Two Courts say Groundwater is a Point Source

Photo: MN DNR

Photo: MN DNR

The question of whether groundwater can be considered a point source under the federal Clean Water Act (CWA) continues to play out in courts across the country. In 2018, two federal courts of appeal ruled that it can. 

Under the CWA, any discharge of a pollutant from a point source into a navigable interstate water is prohibited without a National Pollutant Discharge Elimination System (NPDES) permit. The “conduit theory” proposes that a pollutant from a point source that travels through groundwater (the “conduit”) into a navigable surface water requires an NPDES permit.

The Des Moines Water Works (DMWW) advanced this theory three years ago in a lawsuit against ten drainage districts in three counties in Iowa that manage agricultural drainage systems under state law. The DMWW sued over the discharge of nitrates from field tile lines (not traditionally treated as point sources under NPDES) into the Raccoon River, a navigable water supplying drinking water to the City of Des Moines. This burdened ratepayers with costly water treatment.

The federal district court in Board of Water Works v. Sac County Board of Supervisors (N.D. Iowa 2017) never decided the argument, as it dismissed the lawsuit on technical grounds. However, in this past year, two federal appeals courts did have the occasion to take it up. 

"Fairly Traceable" Pollutants are Point Source Discharges

Photo: MN DNR

Photo: MN DNR

2018 saw the first review of this question in a U.S. Circuit Court, in the case Hawai’i Wildlife Fund v. County of Maui (9th Cir. 2018).

The case followed a flood of CWA suits filed by citizens across the country, all suits that relied on the conduit theory. Hawai’i Wildlife Fund brought its citizen suit against the County of Maui and alleged that the County’s disposal of more than 3 million gallons of treated wastewater into wells each day traveled through groundwater and into the Pacific Ocean without an NPDES permit, violating the CWA. 

The federal appeals court found it to be clear that these wells constituted point sources, and that the effluent discharged from the wells was pollution under the CWA.

The issue in Hawai’i Wildlife Fund came down to whether a point source itself must convey pollutants directly into navigable water to be regulated under the CWA. The court decided that, because the flow of the non-NPDES-permitted polluted point source water was “fairly traceable” to the navigable water, a CWA violation had occurred.

In reaching this decision, the court determined that in forbidding the discharge of pollutants to navigable waters, the CWA does not require that the discharge directly flow to navigable waters. The court found that the County of Maui violated the CWA because (1) the County discharged pollutants from a point source, (2) the pollutants were “fairly traceable” from the point source wells to a navigable water, such that the discharge was the functional equivalent of a discharge into a navigable water, and (3) the pollutant levels reaching the navigable water were more than trivial.

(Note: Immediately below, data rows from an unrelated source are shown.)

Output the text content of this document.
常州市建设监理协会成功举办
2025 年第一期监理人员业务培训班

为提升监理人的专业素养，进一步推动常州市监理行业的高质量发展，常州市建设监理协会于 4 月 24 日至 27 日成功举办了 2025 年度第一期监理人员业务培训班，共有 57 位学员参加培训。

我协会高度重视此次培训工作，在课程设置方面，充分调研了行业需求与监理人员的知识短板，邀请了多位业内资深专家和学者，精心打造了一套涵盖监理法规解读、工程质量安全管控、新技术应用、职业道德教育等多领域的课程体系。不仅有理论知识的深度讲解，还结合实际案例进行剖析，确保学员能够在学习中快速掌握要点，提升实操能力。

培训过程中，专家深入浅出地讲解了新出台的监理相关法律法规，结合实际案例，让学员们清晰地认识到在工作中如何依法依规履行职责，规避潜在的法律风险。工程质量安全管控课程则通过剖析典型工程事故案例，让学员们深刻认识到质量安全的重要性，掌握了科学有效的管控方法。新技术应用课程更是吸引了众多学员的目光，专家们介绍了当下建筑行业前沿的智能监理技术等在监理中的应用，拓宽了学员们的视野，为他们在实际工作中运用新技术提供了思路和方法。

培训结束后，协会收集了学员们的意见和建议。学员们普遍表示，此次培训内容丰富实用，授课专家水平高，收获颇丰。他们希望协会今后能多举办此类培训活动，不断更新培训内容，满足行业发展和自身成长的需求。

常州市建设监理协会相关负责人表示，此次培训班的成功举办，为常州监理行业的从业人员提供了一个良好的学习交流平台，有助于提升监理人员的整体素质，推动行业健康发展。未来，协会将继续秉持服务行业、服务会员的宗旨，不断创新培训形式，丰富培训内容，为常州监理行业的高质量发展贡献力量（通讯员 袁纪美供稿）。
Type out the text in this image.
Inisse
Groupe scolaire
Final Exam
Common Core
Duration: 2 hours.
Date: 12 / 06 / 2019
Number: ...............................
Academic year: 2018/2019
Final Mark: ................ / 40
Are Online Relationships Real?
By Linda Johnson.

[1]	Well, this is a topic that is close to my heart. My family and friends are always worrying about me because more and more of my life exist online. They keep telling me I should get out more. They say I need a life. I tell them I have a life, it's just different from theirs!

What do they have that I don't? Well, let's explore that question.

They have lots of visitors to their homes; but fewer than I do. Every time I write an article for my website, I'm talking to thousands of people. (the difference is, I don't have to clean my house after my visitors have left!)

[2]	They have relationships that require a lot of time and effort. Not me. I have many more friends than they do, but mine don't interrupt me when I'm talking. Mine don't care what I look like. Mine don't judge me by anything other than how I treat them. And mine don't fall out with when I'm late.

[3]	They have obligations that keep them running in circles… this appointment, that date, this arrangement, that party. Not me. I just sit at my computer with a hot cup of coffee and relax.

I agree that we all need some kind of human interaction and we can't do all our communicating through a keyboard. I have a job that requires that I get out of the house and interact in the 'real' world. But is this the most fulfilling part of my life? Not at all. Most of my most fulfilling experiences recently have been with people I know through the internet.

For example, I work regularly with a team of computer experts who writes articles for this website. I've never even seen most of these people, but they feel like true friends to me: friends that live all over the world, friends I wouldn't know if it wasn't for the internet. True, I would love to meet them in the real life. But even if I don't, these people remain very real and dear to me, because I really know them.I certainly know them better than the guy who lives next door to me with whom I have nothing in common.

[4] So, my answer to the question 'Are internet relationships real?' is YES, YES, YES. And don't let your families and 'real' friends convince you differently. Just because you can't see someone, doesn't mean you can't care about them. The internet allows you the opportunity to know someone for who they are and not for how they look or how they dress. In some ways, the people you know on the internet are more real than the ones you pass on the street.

EPA's New Rule to Clarify CWA Regulation Limits

Photo: MN DNR

Photo: MN DNR

Following this ruling, the EPA requested comments on a new rule (not yet promulgated) to clarify whether pollutant discharges from point sources that reach navigable waters via groundwater or other subsurface flow with a “direct hydrological connection” may be subject to CWA regulation. (The court in the Hawai’i case declined to consider a proposal in a brief submitted by the EPA that a liability rule be adopted requiring a direct hydrological connection between the point source and navigable water.)

"Direct Hydrological Connection" Required

Photo: MN DNR

Photo: MN DNR

Recently, another U.S. Court of Appeals followed the same line of reasoning as the Hawai’i case. In Upstate Forever v. Kinder Morgan Energy Partners (4th Cir. 2018), the court found an ongoing violation of the CWA where an underground oil pipeline burst, contaminating nearby groundwater.

The oil company fixed the pipeline, stopping the “continuous” release of oil into groundwater. However, the court determined that the pollution traveling through the groundwater and seeping into nearby surface waters, even months later, was an “ongoing” violation of the CWA, which does not require a “direct” discharge from a point source into a navigable water. This court, unlike in Hawai’i, required a “direct hydrological connection” – a higher standard than “fairly traceable” – between the point source and the navigable water to find a CWA violation.

Whether in agricultural, pipeline, or wastewater treatment settings, the role of groundwater as a conduit will continue to be an important issue under the CWA.